“Help your cousin up the stairs,” Steamer said through his pipe. “Kirby!” he hollered.
As they went up the stairs, a boy of about twelve met them at the top. He wore all black, and looked at Darcy and Elizabeth with some surprise. His shoes were scuffed and his hair unkempt, but although his clothes were a little large, they were new.
“Kirby, clear out and return to your mother’s.” The boy looked at them, and his eyes expressed the question he did not ask. “Never you mind. You had best stay with your mother for a few days.”
“What about my books? If I bring them home, my mother will sell them.”
“Is she still drinking gin?” Steamer asked.
“When is she not?” muttered the boy.
“Well, leave them here, and go on home.”
Kirby gave a frustrated yet acquiescing sigh and approached the stairs.
“I am sorry for your loss,” murmured Elizabeth. “For whom do you wear black?”
She had been leaning heavily on the railing, and Darcy had wondered what she was aware of. But even made drowsy bylaudanum, even while abducted and afraid for her life, she wanted to console a little boy she did not know. Rather than answer, the boy turned red and ran down the stairs.
Steamer barked a humourless laugh. “We fit him in black in expectation of his father being hanged. Fortunately for you, missy, they sentenced him to two years in Newgate instead. Otherwise, Markle would have had me do something far worse than kidnap you.”
Darcy felt his blood turn to ice, but Elizabeth did not react at all. Steamer opened the door to a room with a high porthole window where trunks, boxes, and books covered the floor in every direction. A bed and a washstand were scarcely reachable without tripping. The entire house seemed in an uncomfortable state of litter.
Elizabeth carefully stepped around the mess and made her way to the bed. She took off her bonnet, slipped off her shoes, took off her pelisse, removed her gloves, and left them all on the floor and sat against the headboard, her constricted pupils staring at nothing. Darcy hoped she would not become so sedated that her breathing slowed. Or stopped.
Darcy turned to the man at the door and said, “How long do you intend to?—”
Steamer stepped into the corridor, slammed shut the door, and turned the key in the lock.
Darcy’s sense of helplessness was devastating. He could do nothing but make sure Elizabeth kept breathing until the laudanum wore off.
Chapter Three
When Elizabeth woke up, she realised she was no longer in the carriage, but sitting on a bed in a cluttered room, and Mr Darcy sat on a box next to the bed. His greatcoat, hat, and gloves were piled on another box, her own things near to his. When she looked about, stretching her neck and trying to reason how she got here, Mr Darcy stood and peered into her face.

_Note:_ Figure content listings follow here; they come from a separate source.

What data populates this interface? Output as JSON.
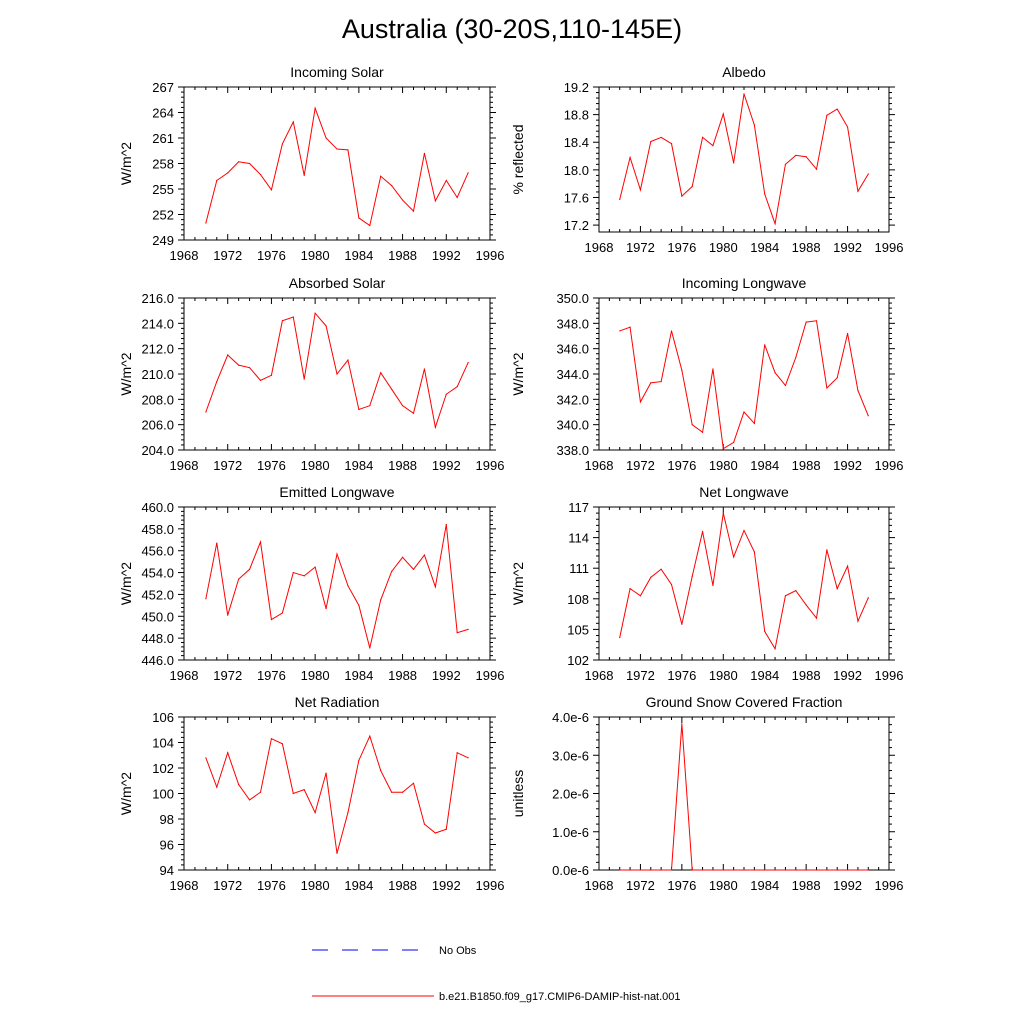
{
  "figure": {
    "title": "Australia (30-20S,110-145E)",
    "series_color": "#ff0000",
    "obs_color": "#0000ff"
  },
  "legend": {
    "entries": [
      {
        "label": "No Obs",
        "style": "dashed",
        "color": "#0000ff"
      },
      {
        "label": "b.e21.B1850.f09_g17.CMIP6-DAMIP-hist-nat.001",
        "style": "solid",
        "color": "#ff0000"
      }
    ]
  },
  "chart_data": [
    {
      "type": "line",
      "title": "Incoming Solar",
      "ylabel": "W/m^2",
      "xlim": [
        1968,
        1996
      ],
      "ylim": [
        249,
        267
      ],
      "xticks": [
        1968,
        1972,
        1976,
        1980,
        1984,
        1988,
        1992,
        1996
      ],
      "yticks": [
        249,
        252,
        255,
        258,
        261,
        264,
        267
      ],
      "ytick_labels": [
        "249",
        "252",
        "255",
        "258",
        "261",
        "264",
        "267"
      ],
      "x": [
        1970,
        1971,
        1972,
        1973,
        1974,
        1975,
        1976,
        1977,
        1978,
        1979,
        1980,
        1981,
        1982,
        1983,
        1984,
        1985,
        1986,
        1987,
        1988,
        1989,
        1990,
        1991,
        1992,
        1993,
        1994
      ],
      "series": [
        {
          "values": [
            251.0,
            256.0,
            256.9,
            258.2,
            258.0,
            256.7,
            254.9,
            260.3,
            262.9,
            256.6,
            264.5,
            261.0,
            259.7,
            259.6,
            251.6,
            250.7,
            256.5,
            255.4,
            253.7,
            252.4,
            259.2,
            253.6,
            256.0,
            254.0,
            256.9
          ]
        }
      ]
    },
    {
      "type": "line",
      "title": "Albedo",
      "ylabel": "% reflected",
      "xlim": [
        1968,
        1996
      ],
      "ylim": [
        17.1,
        19.2
      ],
      "xticks": [
        1968,
        1972,
        1976,
        1980,
        1984,
        1988,
        1992,
        1996
      ],
      "yticks": [
        17.2,
        17.6,
        18.0,
        18.4,
        18.8,
        19.2
      ],
      "ytick_labels": [
        "17.2",
        "17.6",
        "18.0",
        "18.4",
        "18.8",
        "19.2"
      ],
      "x": [
        1970,
        1971,
        1972,
        1973,
        1974,
        1975,
        1976,
        1977,
        1978,
        1979,
        1980,
        1981,
        1982,
        1983,
        1984,
        1985,
        1986,
        1987,
        1988,
        1989,
        1990,
        1991,
        1992,
        1993,
        1994
      ],
      "series": [
        {
          "values": [
            17.57,
            18.18,
            17.71,
            18.41,
            18.47,
            18.38,
            17.62,
            17.76,
            18.47,
            18.35,
            18.81,
            18.1,
            19.1,
            18.65,
            17.65,
            17.22,
            18.08,
            18.21,
            18.19,
            18.01,
            18.79,
            18.88,
            18.62,
            17.69,
            17.94
          ]
        }
      ]
    },
    {
      "type": "line",
      "title": "Absorbed Solar",
      "ylabel": "W/m^2",
      "xlim": [
        1968,
        1996
      ],
      "ylim": [
        204,
        216
      ],
      "xticks": [
        1968,
        1972,
        1976,
        1980,
        1984,
        1988,
        1992,
        1996
      ],
      "yticks": [
        204,
        206,
        208,
        210,
        212,
        214,
        216
      ],
      "ytick_labels": [
        "204.0",
        "206.0",
        "208.0",
        "210.0",
        "212.0",
        "214.0",
        "216.0"
      ],
      "x": [
        1970,
        1971,
        1972,
        1973,
        1974,
        1975,
        1976,
        1977,
        1978,
        1979,
        1980,
        1981,
        1982,
        1983,
        1984,
        1985,
        1986,
        1987,
        1988,
        1989,
        1990,
        1991,
        1992,
        1993,
        1994
      ],
      "series": [
        {
          "values": [
            207.0,
            209.4,
            211.5,
            210.7,
            210.5,
            209.5,
            209.9,
            214.2,
            214.5,
            209.6,
            214.8,
            213.8,
            210.0,
            211.1,
            207.2,
            207.5,
            210.1,
            208.8,
            207.5,
            206.9,
            210.4,
            205.8,
            208.4,
            209.0,
            210.9
          ]
        }
      ]
    },
    {
      "type": "line",
      "title": "Incoming Longwave",
      "ylabel": "W/m^2",
      "xlim": [
        1968,
        1996
      ],
      "ylim": [
        338,
        350
      ],
      "xticks": [
        1968,
        1972,
        1976,
        1980,
        1984,
        1988,
        1992,
        1996
      ],
      "yticks": [
        338,
        340,
        342,
        344,
        346,
        348,
        350
      ],
      "ytick_labels": [
        "338.0",
        "340.0",
        "342.0",
        "344.0",
        "346.0",
        "348.0",
        "350.0"
      ],
      "x": [
        1970,
        1971,
        1972,
        1973,
        1974,
        1975,
        1976,
        1977,
        1978,
        1979,
        1980,
        1981,
        1982,
        1983,
        1984,
        1985,
        1986,
        1987,
        1988,
        1989,
        1990,
        1991,
        1992,
        1993,
        1994
      ],
      "series": [
        {
          "values": [
            347.4,
            347.7,
            341.8,
            343.3,
            343.4,
            347.4,
            344.3,
            340.0,
            339.4,
            344.4,
            338.1,
            338.6,
            341.0,
            340.1,
            346.3,
            344.1,
            343.1,
            345.3,
            348.1,
            348.2,
            342.9,
            343.7,
            347.2,
            342.7,
            340.7
          ]
        }
      ]
    },
    {
      "type": "line",
      "title": "Emitted Longwave",
      "ylabel": "W/m^2",
      "xlim": [
        1968,
        1996
      ],
      "ylim": [
        446,
        460
      ],
      "xticks": [
        1968,
        1972,
        1976,
        1980,
        1984,
        1988,
        1992,
        1996
      ],
      "yticks": [
        446,
        448,
        450,
        452,
        454,
        456,
        458,
        460
      ],
      "ytick_labels": [
        "446.0",
        "448.0",
        "450.0",
        "452.0",
        "454.0",
        "456.0",
        "458.0",
        "460.0"
      ],
      "x": [
        1970,
        1971,
        1972,
        1973,
        1974,
        1975,
        1976,
        1977,
        1978,
        1979,
        1980,
        1981,
        1982,
        1983,
        1984,
        1985,
        1986,
        1987,
        1988,
        1989,
        1990,
        1991,
        1992,
        1993,
        1994
      ],
      "series": [
        {
          "values": [
            451.6,
            456.7,
            450.1,
            453.4,
            454.3,
            456.8,
            449.7,
            450.3,
            454.0,
            453.7,
            454.5,
            450.7,
            455.7,
            452.8,
            451.0,
            447.1,
            451.5,
            454.1,
            455.4,
            454.3,
            455.6,
            452.7,
            458.4,
            448.5,
            448.8
          ]
        }
      ]
    },
    {
      "type": "line",
      "title": "Net Longwave",
      "ylabel": "W/m^2",
      "xlim": [
        1968,
        1996
      ],
      "ylim": [
        102,
        117
      ],
      "xticks": [
        1968,
        1972,
        1976,
        1980,
        1984,
        1988,
        1992,
        1996
      ],
      "yticks": [
        102,
        105,
        108,
        111,
        114,
        117
      ],
      "ytick_labels": [
        "102",
        "105",
        "108",
        "111",
        "114",
        "117"
      ],
      "x": [
        1970,
        1971,
        1972,
        1973,
        1974,
        1975,
        1976,
        1977,
        1978,
        1979,
        1980,
        1981,
        1982,
        1983,
        1984,
        1985,
        1986,
        1987,
        1988,
        1989,
        1990,
        1991,
        1992,
        1993,
        1994
      ],
      "series": [
        {
          "values": [
            104.2,
            109.0,
            108.3,
            110.1,
            110.9,
            109.4,
            105.5,
            110.2,
            114.6,
            109.3,
            116.4,
            112.1,
            114.7,
            112.6,
            104.8,
            103.1,
            108.3,
            108.8,
            107.4,
            106.1,
            112.8,
            109.0,
            111.2,
            105.8,
            108.1
          ]
        }
      ]
    },
    {
      "type": "line",
      "title": "Net Radiation",
      "ylabel": "W/m^2",
      "xlim": [
        1968,
        1996
      ],
      "ylim": [
        94,
        106
      ],
      "xticks": [
        1968,
        1972,
        1976,
        1980,
        1984,
        1988,
        1992,
        1996
      ],
      "yticks": [
        94,
        96,
        98,
        100,
        102,
        104,
        106
      ],
      "ytick_labels": [
        "94",
        "96",
        "98",
        "100",
        "102",
        "104",
        "106"
      ],
      "x": [
        1970,
        1971,
        1972,
        1973,
        1974,
        1975,
        1976,
        1977,
        1978,
        1979,
        1980,
        1981,
        1982,
        1983,
        1984,
        1985,
        1986,
        1987,
        1988,
        1989,
        1990,
        1991,
        1992,
        1993,
        1994
      ],
      "series": [
        {
          "values": [
            102.8,
            100.5,
            103.2,
            100.7,
            99.5,
            100.1,
            104.3,
            103.9,
            100.0,
            100.3,
            98.5,
            101.6,
            95.3,
            98.5,
            102.6,
            104.5,
            101.8,
            100.1,
            100.1,
            100.8,
            97.6,
            96.9,
            97.2,
            103.2,
            102.8
          ]
        }
      ]
    },
    {
      "type": "line",
      "title": "Ground Snow Covered Fraction",
      "ylabel": "unitless",
      "xlim": [
        1968,
        1996
      ],
      "ylim": [
        0,
        4e-06
      ],
      "xticks": [
        1968,
        1972,
        1976,
        1980,
        1984,
        1988,
        1992,
        1996
      ],
      "yticks": [
        0,
        1e-06,
        2e-06,
        3e-06,
        4e-06
      ],
      "ytick_labels": [
        "0.0e-6",
        "1.0e-6",
        "2.0e-6",
        "3.0e-6",
        "4.0e-6"
      ],
      "x": [
        1970,
        1971,
        1972,
        1973,
        1974,
        1975,
        1976,
        1977,
        1978,
        1979,
        1980,
        1981,
        1982,
        1983,
        1984,
        1985,
        1986,
        1987,
        1988,
        1989,
        1990,
        1991,
        1992,
        1993,
        1994
      ],
      "series": [
        {
          "values": [
            0,
            0,
            0,
            0,
            0,
            0,
            3.82e-06,
            0,
            0,
            0,
            0,
            0,
            0,
            0,
            0,
            0,
            0,
            0,
            0,
            0,
            0,
            0,
            0,
            0,
            0
          ]
        }
      ]
    }
  ]
}
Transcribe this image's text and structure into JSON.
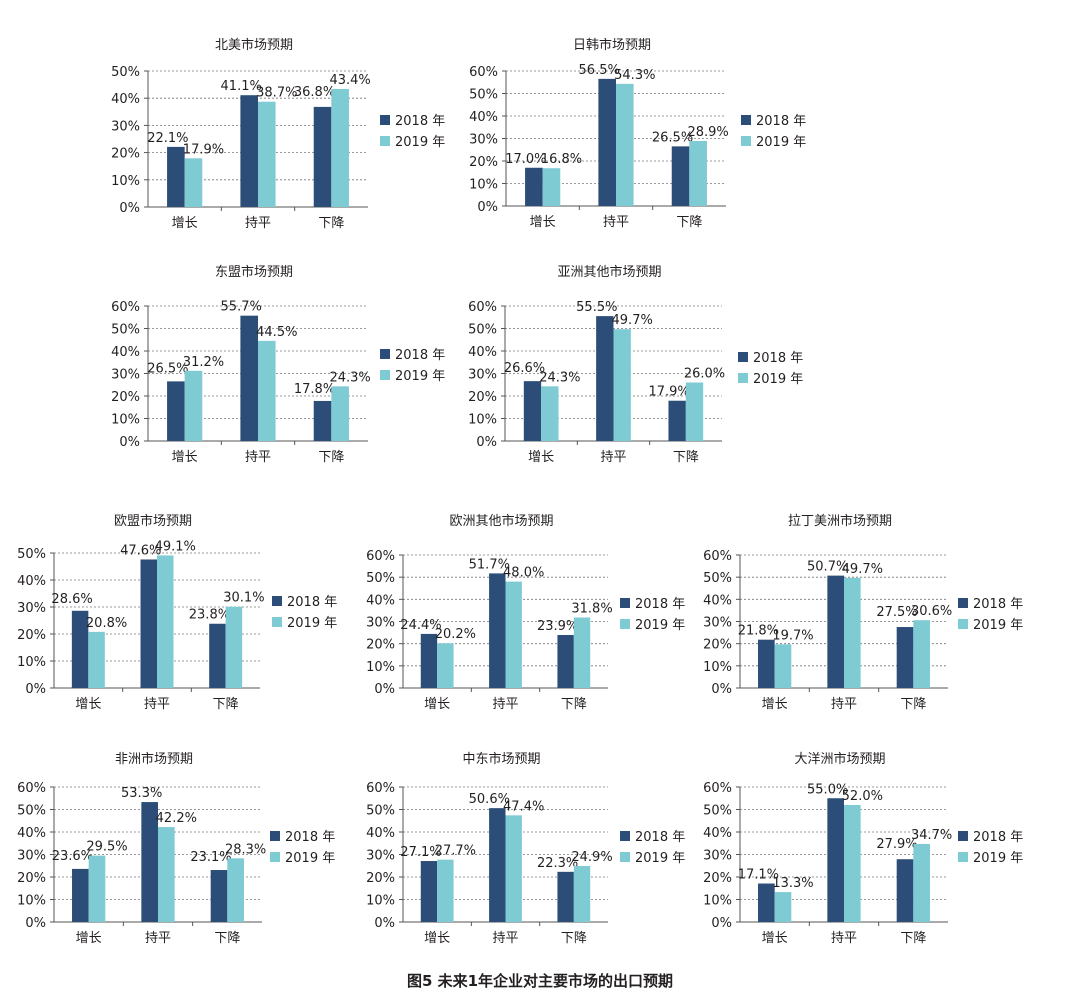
{
  "colors": {
    "s2018": "#2b4d77",
    "s2019": "#7ecbd3",
    "grid": "#777777",
    "axis": "#555555",
    "text": "#231f20"
  },
  "legend": [
    "2018 年",
    "2019 年"
  ],
  "caption": "图5  未来1年企业对主要市场的出口预期",
  "chart_data": [
    {
      "type": "bar",
      "title": "北美市场预期",
      "categories": [
        "增长",
        "持平",
        "下降"
      ],
      "ylim": [
        0,
        50
      ],
      "y_ticks": [
        "0%",
        "10%",
        "20%",
        "30%",
        "40%",
        "50%"
      ],
      "series": [
        {
          "name": "2018 年",
          "values": [
            22.1,
            41.1,
            36.8
          ]
        },
        {
          "name": "2019 年",
          "values": [
            17.9,
            38.7,
            43.4
          ]
        }
      ],
      "labels_2018": [
        "22.1%",
        "41.1%",
        "36.8%"
      ],
      "labels_2019": [
        "17.9%",
        "38.7%",
        "43.4%"
      ],
      "grid": true,
      "legend_position": "right"
    },
    {
      "type": "bar",
      "title": "日韩市场预期",
      "categories": [
        "增长",
        "持平",
        "下降"
      ],
      "ylim": [
        0,
        60
      ],
      "y_ticks": [
        "0%",
        "10%",
        "20%",
        "30%",
        "40%",
        "50%",
        "60%"
      ],
      "series": [
        {
          "name": "2018 年",
          "values": [
            17.0,
            56.5,
            26.5
          ]
        },
        {
          "name": "2019 年",
          "values": [
            16.8,
            54.3,
            28.9
          ]
        }
      ],
      "labels_2018": [
        "17.0%",
        "56.5%",
        "26.5%"
      ],
      "labels_2019": [
        "16.8%",
        "54.3%",
        "28.9%"
      ],
      "grid": true,
      "legend_position": "right"
    },
    {
      "type": "bar",
      "title": "东盟市场预期",
      "categories": [
        "增长",
        "持平",
        "下降"
      ],
      "ylim": [
        0,
        60
      ],
      "y_ticks": [
        "0%",
        "10%",
        "20%",
        "30%",
        "40%",
        "50%",
        "60%"
      ],
      "series": [
        {
          "name": "2018 年",
          "values": [
            26.5,
            55.7,
            17.8
          ]
        },
        {
          "name": "2019 年",
          "values": [
            31.2,
            44.5,
            24.3
          ]
        }
      ],
      "labels_2018": [
        "26.5%",
        "55.7%",
        "17.8%"
      ],
      "labels_2019": [
        "31.2%",
        "44.5%",
        "24.3%"
      ],
      "grid": true,
      "legend_position": "right"
    },
    {
      "type": "bar",
      "title": "亚洲其他市场预期",
      "categories": [
        "增长",
        "持平",
        "下降"
      ],
      "ylim": [
        0,
        60
      ],
      "y_ticks": [
        "0%",
        "10%",
        "20%",
        "30%",
        "40%",
        "50%",
        "60%"
      ],
      "series": [
        {
          "name": "2018 年",
          "values": [
            26.6,
            55.5,
            17.9
          ]
        },
        {
          "name": "2019 年",
          "values": [
            24.3,
            49.7,
            26.0
          ]
        }
      ],
      "labels_2018": [
        "26.6%",
        "55.5%",
        "17.9%"
      ],
      "labels_2019": [
        "24.3%",
        "49.7%",
        "26.0%"
      ],
      "grid": true,
      "legend_position": "right"
    },
    {
      "type": "bar",
      "title": "欧盟市场预期",
      "categories": [
        "增长",
        "持平",
        "下降"
      ],
      "ylim": [
        0,
        50
      ],
      "y_ticks": [
        "0%",
        "10%",
        "20%",
        "30%",
        "40%",
        "50%"
      ],
      "series": [
        {
          "name": "2018 年",
          "values": [
            28.6,
            47.6,
            23.8
          ]
        },
        {
          "name": "2019 年",
          "values": [
            20.8,
            49.1,
            30.1
          ]
        }
      ],
      "labels_2018": [
        "28.6%",
        "47.6%",
        "23.8%"
      ],
      "labels_2019": [
        "20.8%",
        "49.1%",
        "30.1%"
      ],
      "grid": true,
      "legend_position": "right"
    },
    {
      "type": "bar",
      "title": "欧洲其他市场预期",
      "categories": [
        "增长",
        "持平",
        "下降"
      ],
      "ylim": [
        0,
        60
      ],
      "y_ticks": [
        "0%",
        "10%",
        "20%",
        "30%",
        "40%",
        "50%",
        "60%"
      ],
      "series": [
        {
          "name": "2018 年",
          "values": [
            24.4,
            51.7,
            23.9
          ]
        },
        {
          "name": "2019 年",
          "values": [
            20.2,
            48.0,
            31.8
          ]
        }
      ],
      "labels_2018": [
        "24.4%",
        "51.7%",
        "23.9%"
      ],
      "labels_2019": [
        "20.2%",
        "48.0%",
        "31.8%"
      ],
      "grid": true,
      "legend_position": "right"
    },
    {
      "type": "bar",
      "title": "拉丁美洲市场预期",
      "categories": [
        "增长",
        "持平",
        "下降"
      ],
      "ylim": [
        0,
        60
      ],
      "y_ticks": [
        "0%",
        "10%",
        "20%",
        "30%",
        "40%",
        "50%",
        "60%"
      ],
      "series": [
        {
          "name": "2018 年",
          "values": [
            21.8,
            50.7,
            27.5
          ]
        },
        {
          "name": "2019 年",
          "values": [
            19.7,
            49.7,
            30.6
          ]
        }
      ],
      "labels_2018": [
        "21.8%",
        "50.7%",
        "27.5%"
      ],
      "labels_2019": [
        "19.7%",
        "49.7%",
        "30.6%"
      ],
      "grid": true,
      "legend_position": "right"
    },
    {
      "type": "bar",
      "title": "非洲市场预期",
      "categories": [
        "增长",
        "持平",
        "下降"
      ],
      "ylim": [
        0,
        60
      ],
      "y_ticks": [
        "0%",
        "10%",
        "20%",
        "30%",
        "40%",
        "50%",
        "60%"
      ],
      "series": [
        {
          "name": "2018 年",
          "values": [
            23.6,
            53.3,
            23.1
          ]
        },
        {
          "name": "2019 年",
          "values": [
            29.5,
            42.2,
            28.3
          ]
        }
      ],
      "labels_2018": [
        "23.6%",
        "53.3%",
        "23.1%"
      ],
      "labels_2019": [
        "29.5%",
        "42.2%",
        "28.3%"
      ],
      "grid": true,
      "legend_position": "right"
    },
    {
      "type": "bar",
      "title": "中东市场预期",
      "categories": [
        "增长",
        "持平",
        "下降"
      ],
      "ylim": [
        0,
        60
      ],
      "y_ticks": [
        "0%",
        "10%",
        "20%",
        "30%",
        "40%",
        "50%",
        "60%"
      ],
      "series": [
        {
          "name": "2018 年",
          "values": [
            27.1,
            50.6,
            22.3
          ]
        },
        {
          "name": "2019 年",
          "values": [
            27.7,
            47.4,
            24.9
          ]
        }
      ],
      "labels_2018": [
        "27.1%",
        "50.6%",
        "22.3%"
      ],
      "labels_2019": [
        "27.7%",
        "47.4%",
        "24.9%"
      ],
      "grid": true,
      "legend_position": "right"
    },
    {
      "type": "bar",
      "title": "大洋洲市场预期",
      "categories": [
        "增长",
        "持平",
        "下降"
      ],
      "ylim": [
        0,
        60
      ],
      "y_ticks": [
        "0%",
        "10%",
        "20%",
        "30%",
        "40%",
        "50%",
        "60%"
      ],
      "series": [
        {
          "name": "2018 年",
          "values": [
            17.1,
            55.0,
            27.9
          ]
        },
        {
          "name": "2019 年",
          "values": [
            13.3,
            52.0,
            34.7
          ]
        }
      ],
      "labels_2018": [
        "17.1%",
        "55.0%",
        "27.9%"
      ],
      "labels_2019": [
        "13.3%",
        "52.0%",
        "34.7%"
      ],
      "grid": true,
      "legend_position": "right"
    }
  ]
}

When she drew back, he said, “I want to look at your eyes.” He said this so purposefully that she met his gaze. He nodded. “Your pupils are not as constricted as they were earlier.”
“Have you been sitting there, watching me?”
He nodded. “I wanted to make certain you were breathing normally. I assumed you are not a regular laudanum user and”—he looked down—“I was afraid you might stop breathing.”
The care in his voice struck her, and Elizabeth rubbed her eyes to avoid looking at him. “How long was I asleep?”
“You were not asleep,” he said, pulling out a watch, “but I would say you have been insensible for two hours.”
“No,” she cried. “I must have been asleep.”
Mr Darcy shook his head. “Your eyes were open, but you saw nothing, and it was plain that you did not hear me. Do you remember leaving the carriage?”
“I was insensible all that time?” She could hardly credit it, but he had no reason to lie to her. “Did you—did someone carry me in from the carriage?” She felt that she would have remembered something as intimate as that.
“No, you walked in on your own. They brought us to a small house in a village I do not recognise, and we are now locked in this cluttered room.”
Elizabeth searched her memory for anything that happened after she drank the laudanum and blindfolded Mr Darcy. “I remember a boy in mourning clothes. Did that happen, or was it a hallucination?”
She was afraid of the answer, but he gave a half smile. “He was real. I think he had been squatting in this room, or at the least avoiding his mother’s house by hiding in it. The room is a mess, but none of the belongings appear to be a boy’s.” She looked around and saw that someone had cleared a path to the door, to the box Mr Darcy had been sitting on, and around the bed.
Elizabeth walked to the small round window, but it was too far above her head to see out. She did not bother to try the door.